Quando passei pela portaria, o faxineiro e o porteiro do prédio estavam rindo. Hoje o que concluo é que era algo que devia ser comum ali. Anos depois eu o reencontrei numa festa na casa de uma amiga em comum e uma hora ele me pegou pelo braço. E eu disse: hoje vai ser diferente. Na melhor das hipóteses eu te levo pra delegacia e ferro com a sua vida.
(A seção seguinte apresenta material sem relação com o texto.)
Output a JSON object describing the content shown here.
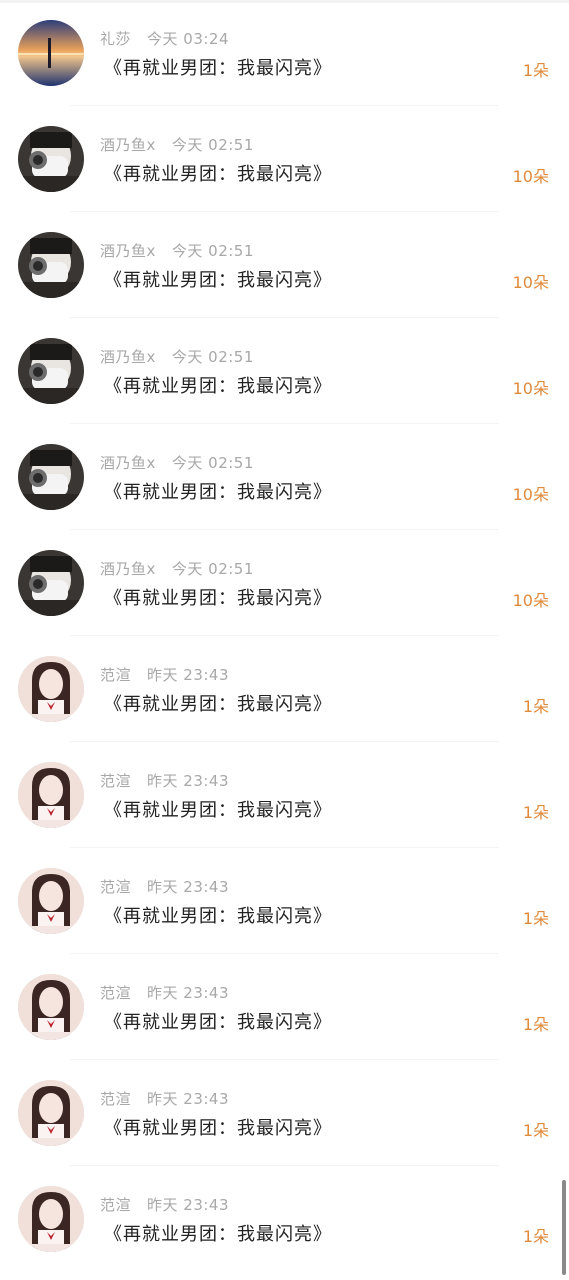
{
  "gifts": [
    {
      "user": "礼莎",
      "time": "今天 03:24",
      "title": "《再就业男团：我最闪亮》",
      "amount": "1朵",
      "avatar": "sunset-lake-avatar"
    },
    {
      "user": "酒乃鱼x",
      "time": "今天 02:51",
      "title": "《再就业男团：我最闪亮》",
      "amount": "10朵",
      "avatar": "masked-person-avatar"
    },
    {
      "user": "酒乃鱼x",
      "time": "今天 02:51",
      "title": "《再就业男团：我最闪亮》",
      "amount": "10朵",
      "avatar": "masked-person-avatar"
    },
    {
      "user": "酒乃鱼x",
      "time": "今天 02:51",
      "title": "《再就业男团：我最闪亮》",
      "amount": "10朵",
      "avatar": "masked-person-avatar"
    },
    {
      "user": "酒乃鱼x",
      "time": "今天 02:51",
      "title": "《再就业男团：我最闪亮》",
      "amount": "10朵",
      "avatar": "masked-person-avatar"
    },
    {
      "user": "酒乃鱼x",
      "time": "今天 02:51",
      "title": "《再就业男团：我最闪亮》",
      "amount": "10朵",
      "avatar": "masked-person-avatar"
    },
    {
      "user": "范渲",
      "time": "昨天 23:43",
      "title": "《再就业男团：我最闪亮》",
      "amount": "1朵",
      "avatar": "anime-girl-avatar"
    },
    {
      "user": "范渲",
      "time": "昨天 23:43",
      "title": "《再就业男团：我最闪亮》",
      "amount": "1朵",
      "avatar": "anime-girl-avatar"
    },
    {
      "user": "范渲",
      "time": "昨天 23:43",
      "title": "《再就业男团：我最闪亮》",
      "amount": "1朵",
      "avatar": "anime-girl-avatar"
    },
    {
      "user": "范渲",
      "time": "昨天 23:43",
      "title": "《再就业男团：我最闪亮》",
      "amount": "1朵",
      "avatar": "anime-girl-avatar"
    },
    {
      "user": "范渲",
      "time": "昨天 23:43",
      "title": "《再就业男团：我最闪亮》",
      "amount": "1朵",
      "avatar": "anime-girl-avatar"
    },
    {
      "user": "范渲",
      "time": "昨天 23:43",
      "title": "《再就业男团：我最闪亮》",
      "amount": "1朵",
      "avatar": "anime-girl-avatar"
    }
  ],
  "colors": {
    "amount": "#e08a3b",
    "meta": "#a8a8a8",
    "title": "#222222"
  }
}
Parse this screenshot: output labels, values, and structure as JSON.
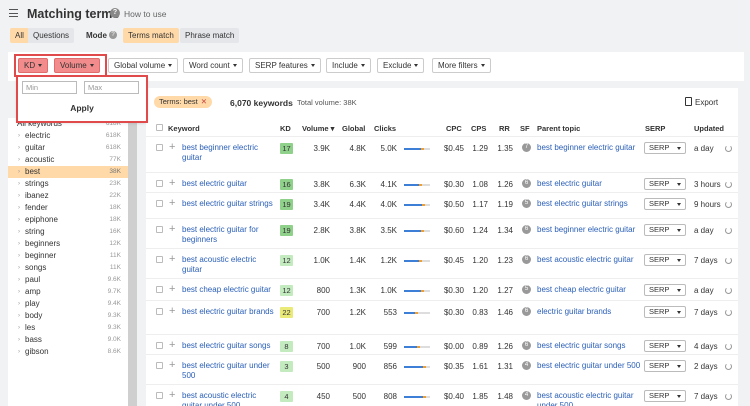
{
  "header": {
    "title": "Matching terms",
    "help_link": "How to use"
  },
  "modebar": {
    "all": "All",
    "questions": "Questions",
    "mode_label": "Mode",
    "terms_match": "Terms match",
    "phrase_match": "Phrase match"
  },
  "filters": [
    {
      "label": "KD",
      "highlighted": true
    },
    {
      "label": "Volume",
      "highlighted": true
    },
    {
      "label": "Global volume",
      "highlighted": false
    },
    {
      "label": "Word count",
      "highlighted": false
    },
    {
      "label": "SERP features",
      "highlighted": false
    },
    {
      "label": "Include",
      "highlighted": false
    },
    {
      "label": "Exclude",
      "highlighted": false
    },
    {
      "label": "More filters",
      "highlighted": false
    }
  ],
  "popup": {
    "min_placeholder": "Min",
    "max_placeholder": "Max",
    "apply": "Apply"
  },
  "sidebar": {
    "items": [
      {
        "label": "All keywords",
        "count": "618K"
      },
      {
        "label": "electric",
        "count": "618K"
      },
      {
        "label": "guitar",
        "count": "618K"
      },
      {
        "label": "acoustic",
        "count": "77K"
      },
      {
        "label": "best",
        "count": "38K"
      },
      {
        "label": "strings",
        "count": "23K"
      },
      {
        "label": "ibanez",
        "count": "22K"
      },
      {
        "label": "fender",
        "count": "18K"
      },
      {
        "label": "epiphone",
        "count": "18K"
      },
      {
        "label": "string",
        "count": "16K"
      },
      {
        "label": "beginners",
        "count": "12K"
      },
      {
        "label": "beginner",
        "count": "11K"
      },
      {
        "label": "songs",
        "count": "11K"
      },
      {
        "label": "paul",
        "count": "9.6K"
      },
      {
        "label": "amp",
        "count": "9.7K"
      },
      {
        "label": "play",
        "count": "9.4K"
      },
      {
        "label": "body",
        "count": "9.3K"
      },
      {
        "label": "les",
        "count": "9.3K"
      },
      {
        "label": "bass",
        "count": "9.0K"
      },
      {
        "label": "gibson",
        "count": "8.6K"
      }
    ]
  },
  "summary": {
    "term_tag": "Terms: best",
    "keyword_count": "6,070 keywords",
    "total_volume": "Total volume: 38K",
    "export": "Export"
  },
  "columns": [
    "Keyword",
    "KD",
    "Volume ▾",
    "Global",
    "Clicks",
    "CPC",
    "CPS",
    "RR",
    "SF",
    "Parent topic",
    "SERP",
    "Updated"
  ],
  "colors": {
    "kd_green_dark": "#8fd18a",
    "kd_green_light": "#c4ebc0",
    "kd_yellow": "#e9ea78",
    "clicks_blue": "#3d7fd6",
    "clicks_orange": "#f0a030",
    "link_blue": "#2a5fb8",
    "highlight_orange": "#ffd9a8"
  },
  "rows": [
    {
      "keyword": "best beginner electric guitar",
      "kd": "17",
      "volume": "3.9K",
      "global": "4.8K",
      "clicks": "5.0K",
      "cpc": "$0.45",
      "cps": "1.29",
      "rr": "1.35",
      "sf": "7",
      "parent": "best beginner electric guitar",
      "serp": "SERP",
      "updated": "a day",
      "clicks_ratio": 0.75
    },
    {
      "keyword": "best electric guitar",
      "kd": "16",
      "volume": "3.8K",
      "global": "6.3K",
      "clicks": "4.1K",
      "cpc": "$0.30",
      "cps": "1.08",
      "rr": "1.26",
      "sf": "6",
      "parent": "best electric guitar",
      "serp": "SERP",
      "updated": "3 hours",
      "clicks_ratio": 0.7
    },
    {
      "keyword": "best electric guitar strings",
      "kd": "19",
      "volume": "3.4K",
      "global": "4.4K",
      "clicks": "4.0K",
      "cpc": "$0.50",
      "cps": "1.17",
      "rr": "1.19",
      "sf": "5",
      "parent": "best electric guitar strings",
      "serp": "SERP",
      "updated": "9 hours",
      "clicks_ratio": 0.8
    },
    {
      "keyword": "best electric guitar for beginners",
      "kd": "19",
      "volume": "2.8K",
      "global": "3.8K",
      "clicks": "3.5K",
      "cpc": "$0.60",
      "cps": "1.24",
      "rr": "1.34",
      "sf": "6",
      "parent": "best beginner electric guitar",
      "serp": "SERP",
      "updated": "a day",
      "clicks_ratio": 0.75
    },
    {
      "keyword": "best acoustic electric guitar",
      "kd": "12",
      "volume": "1.0K",
      "global": "1.4K",
      "clicks": "1.2K",
      "cpc": "$0.45",
      "cps": "1.20",
      "rr": "1.23",
      "sf": "6",
      "parent": "best acoustic electric guitar",
      "serp": "SERP",
      "updated": "7 days",
      "clicks_ratio": 0.7
    },
    {
      "keyword": "best cheap electric guitar",
      "kd": "12",
      "volume": "800",
      "global": "1.3K",
      "clicks": "1.0K",
      "cpc": "$0.30",
      "cps": "1.20",
      "rr": "1.27",
      "sf": "5",
      "parent": "best cheap electric guitar",
      "serp": "SERP",
      "updated": "a day",
      "clicks_ratio": 0.75
    },
    {
      "keyword": "best electric guitar brands",
      "kd": "22",
      "volume": "700",
      "global": "1.2K",
      "clicks": "553",
      "cpc": "$0.30",
      "cps": "0.83",
      "rr": "1.46",
      "sf": "6",
      "parent": "electric guitar brands",
      "serp": "SERP",
      "updated": "7 days",
      "clicks_ratio": 0.55
    },
    {
      "keyword": "best electric guitar songs",
      "kd": "8",
      "volume": "700",
      "global": "1.0K",
      "clicks": "599",
      "cpc": "$0.00",
      "cps": "0.89",
      "rr": "1.26",
      "sf": "6",
      "parent": "best electric guitar songs",
      "serp": "SERP",
      "updated": "4 days",
      "clicks_ratio": 0.6
    },
    {
      "keyword": "best electric guitar under 500",
      "kd": "3",
      "volume": "500",
      "global": "900",
      "clicks": "856",
      "cpc": "$0.35",
      "cps": "1.61",
      "rr": "1.31",
      "sf": "4",
      "parent": "best electric guitar under 500",
      "serp": "SERP",
      "updated": "2 days",
      "clicks_ratio": 0.85
    },
    {
      "keyword": "best acoustic electric guitar under 500",
      "kd": "4",
      "volume": "450",
      "global": "500",
      "clicks": "808",
      "cpc": "$0.40",
      "cps": "1.85",
      "rr": "1.48",
      "sf": "4",
      "parent": "best acoustic electric guitar under 500",
      "serp": "SERP",
      "updated": "7 days",
      "clicks_ratio": 0.85
    }
  ]
}
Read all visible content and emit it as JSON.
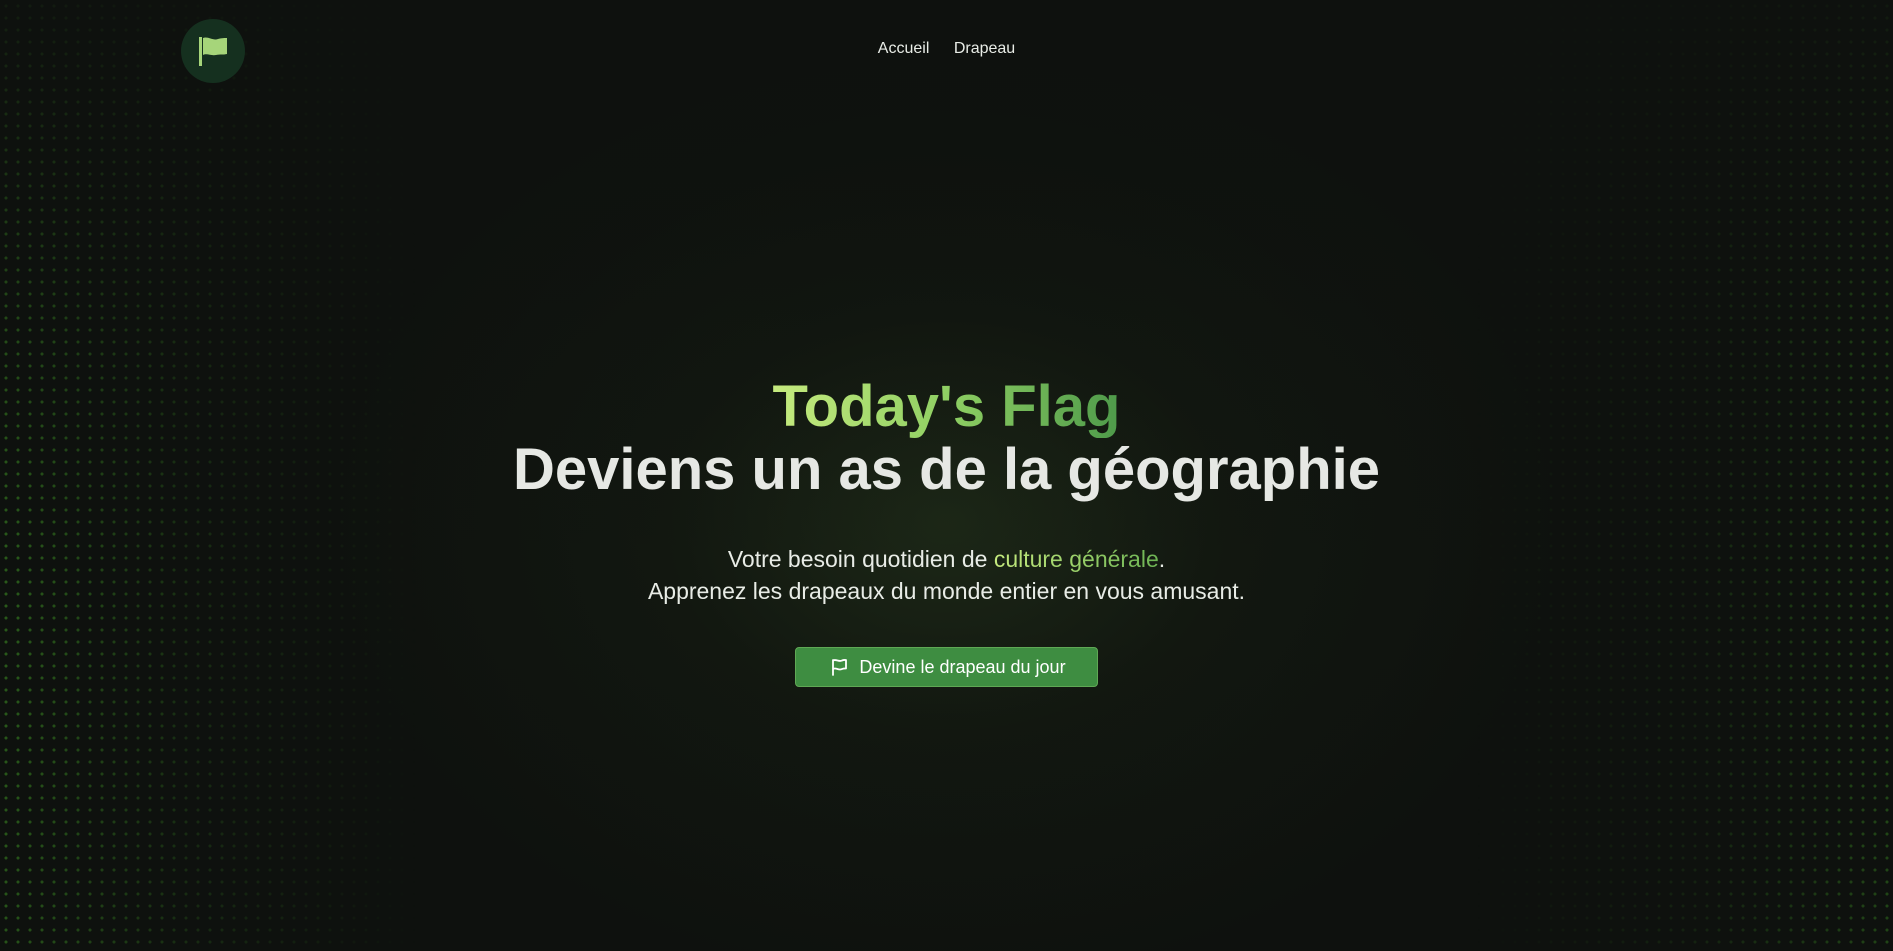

Aí ele me soltou.

O terceiro caso é mais triste porque era um namorado da minha mãe, quando eu também tinha uns 15 anos. Ela foi trabalhar em São Paulo e eu fiquei no Rio morando com ele. Era um cara adorável, gente boa. De repente um dia eu acordo com ele me bulinando. Fiquei paralisada como eu tivesse tomado um choque. Aí me mexi e ele saiu do quarto. Passei a viver em pânico com ele. A minha mãe só voltava de final de semana. O meu maior medo foi o de destruir o sonho dela. Imagina eu contar! Ela adorava esse cara. Depois disso, às vezes ele entrava no quarto e eu já falava: “O que foi? perdeu alguma coisa aqui?” ou às vezes eu estava dormindo, ele encostava em mim, eu já acordava e ele falava que tinha vindo me cobrir. Comecei a trancar o quarto. A minha mãe me dava bronca por eu trancar a porta e eu não dizia a verdade, passei a mentir. Você acha realmente que o teu corpo é o pecado, que você é o pecado. Me sentia muito culpada por ser adolescente, ter peitinho e ser desejada por quem não deveria. Ela morreu sem saber da verdade.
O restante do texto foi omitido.